L’auteur qui imaginait des « livres-dentelle »
Antoine Guilloppé, Artiste-Auteur adhérent de Picpus depuis 2009
A 9 ans, Antoine Guilloppé a un choc : les bandes dessinées qu'il dévore ne tombent pas du ciel, elles sont faites... par des humains ! Une vraie révélation. Sa décision est prise : il sera dessinateur. Grâce à une mère attentive, il enchaîne les écoles d'art à Lyon. "J'ai passé presque 7 ans dans les écoles... comme une médecine du dessin !", dit-il en souriant.

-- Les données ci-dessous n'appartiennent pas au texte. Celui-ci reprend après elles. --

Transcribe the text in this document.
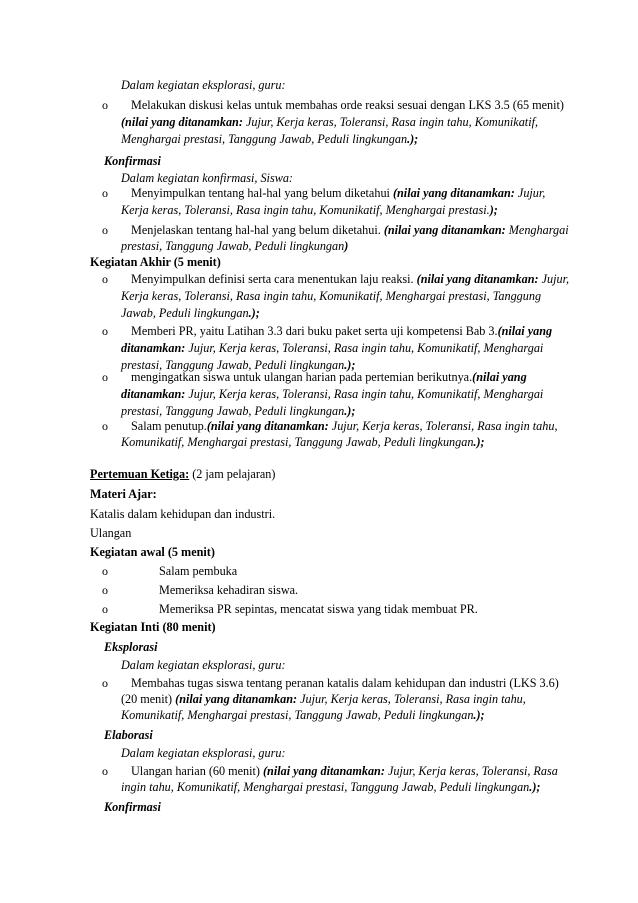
Dalam kegiatan eksplorasi, guru:
o Melakukan diskusi kelas untuk membahas orde reaksi sesuai dengan LKS 3.5 (65 menit)
(nilai yang ditanamkan: Jujur, Kerja keras, Toleransi, Rasa ingin tahu, Komunikatif,
Menghargai prestasi, Tanggung Jawab, Peduli lingkungan.);
Konfirmasi
Dalam kegiatan konfirmasi, Siswa:
o Menyimpulkan tentang hal-hal yang belum diketahui (nilai yang ditanamkan: Jujur,
Kerja keras, Toleransi, Rasa ingin tahu, Komunikatif, Menghargai prestasi.);
o Menjelaskan tentang hal-hal yang belum diketahui. (nilai yang ditanamkan: Menghargai
prestasi, Tanggung Jawab, Peduli lingkungan)
Kegiatan Akhir (5 menit)
o Menyimpulkan definisi serta cara menentukan laju reaksi. (nilai yang ditanamkan: Jujur,
Kerja keras, Toleransi, Rasa ingin tahu, Komunikatif, Menghargai prestasi, Tanggung
Jawab, Peduli lingkungan.);
o Memberi PR, yaitu Latihan 3.3 dari buku paket serta uji kompetensi Bab 3.(nilai yang
ditanamkan: Jujur, Kerja keras, Toleransi, Rasa ingin tahu, Komunikatif, Menghargai
prestasi, Tanggung Jawab, Peduli lingkungan.);
o mengingatkan siswa untuk ulangan harian pada pertemian berikutnya.(nilai yang
ditanamkan: Jujur, Kerja keras, Toleransi, Rasa ingin tahu, Komunikatif, Menghargai
prestasi, Tanggung Jawab, Peduli lingkungan.);
o Salam penutup.(nilai yang ditanamkan: Jujur, Kerja keras, Toleransi, Rasa ingin tahu,
Komunikatif, Menghargai prestasi, Tanggung Jawab, Peduli lingkungan.);
Pertemuan Ketiga: (2 jam pelajaran)
Materi Ajar:
Katalis dalam kehidupan dan industri.
Ulangan
Kegiatan awal (5 menit)
o	Salam pembuka
o	Memeriksa kehadiran siswa.
o	Memeriksa PR sepintas, mencatat siswa yang tidak membuat PR.
Kegiatan Inti (80 menit)
Eksplorasi
Dalam kegiatan eksplorasi, guru:
o Membahas tugas siswa tentang peranan katalis dalam kehidupan dan industri (LKS 3.6)
(20 menit) (nilai yang ditanamkan: Jujur, Kerja keras, Toleransi, Rasa ingin tahu,
Komunikatif, Menghargai prestasi, Tanggung Jawab, Peduli lingkungan.);
Elaborasi
Dalam kegiatan eksplorasi, guru:
o Ulangan harian (60 menit) (nilai yang ditanamkan: Jujur, Kerja keras, Toleransi, Rasa
ingin tahu, Komunikatif, Menghargai prestasi, Tanggung Jawab, Peduli lingkungan.);
Konfirmasi
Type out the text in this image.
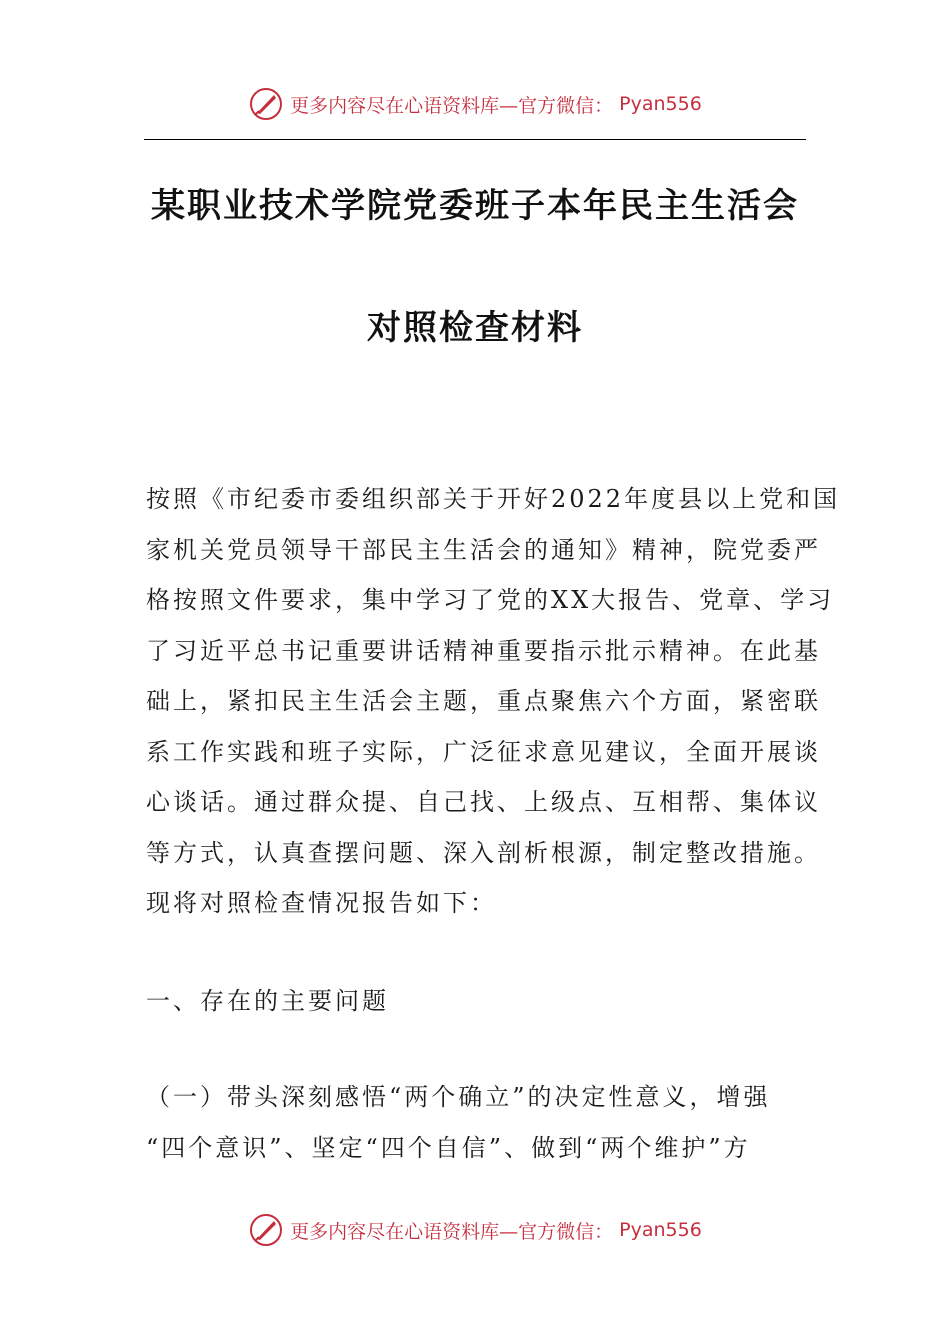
更多内容尽在心语资料库—官方微信： Pyan556
某职业技术学院党委班子本年民主生活会
对照检查材料
按照《市纪委市委组织部关于开好2022年度县以上党和国
家机关党员领导干部民主生活会的通知》精神，院党委严
格按照文件要求，集中学习了党的XX大报告、党章、学习
了习近平总书记重要讲话精神重要指示批示精神。在此基
础上，紧扣民主生活会主题，重点聚焦六个方面，紧密联
系工作实践和班子实际，广泛征求意见建议，全面开展谈
心谈话。通过群众提、自己找、上级点、互相帮、集体议
等方式，认真查摆问题、深入剖析根源，制定整改措施。
现将对照检查情况报告如下：
一、存在的主要问题
（一）带头深刻感悟“两个确立”的决定性意义，增强
“四个意识”、坚定“四个自信”、做到“两个维护”方
更多内容尽在心语资料库—官方微信： Pyan556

A la sortie, il monte à Paris, carnet sous le bras. Mais les éditeurs, s'ils reconnaissent son coup de crayon, lui posent tous la même question : "qu'est-ce que tu veux raconter ?". Excellente question, à laquelle Antoine n'avait jamais vraiment réfléchi. Sa réponse passera par l'écriture, un peu à contre-coeur au départ, mais cela s'est révélé payant : "Le fait de présenter une histoire complète, texte et illustration, a changé la façon dont on percevait mon travail", analyse-t-il.
Après plusieurs essais et autant de refus, un éditeur accepte de le publier. Puis deux albums sortent d'un coup. Piuis quatre. Et peu à peu, Antoine construit son catalogue et sa voix singulière dans l'univers jeunesse. L'aventure est lancée. Depuis, Antoine alterne créations et interventions en médiathèques et en écoles, comme en Guyane ou à Taïwan. En montrant les différentes étapes d'un dessin avant son impression, il aime dira aux enfants : "Ce métier existe. Il est possible".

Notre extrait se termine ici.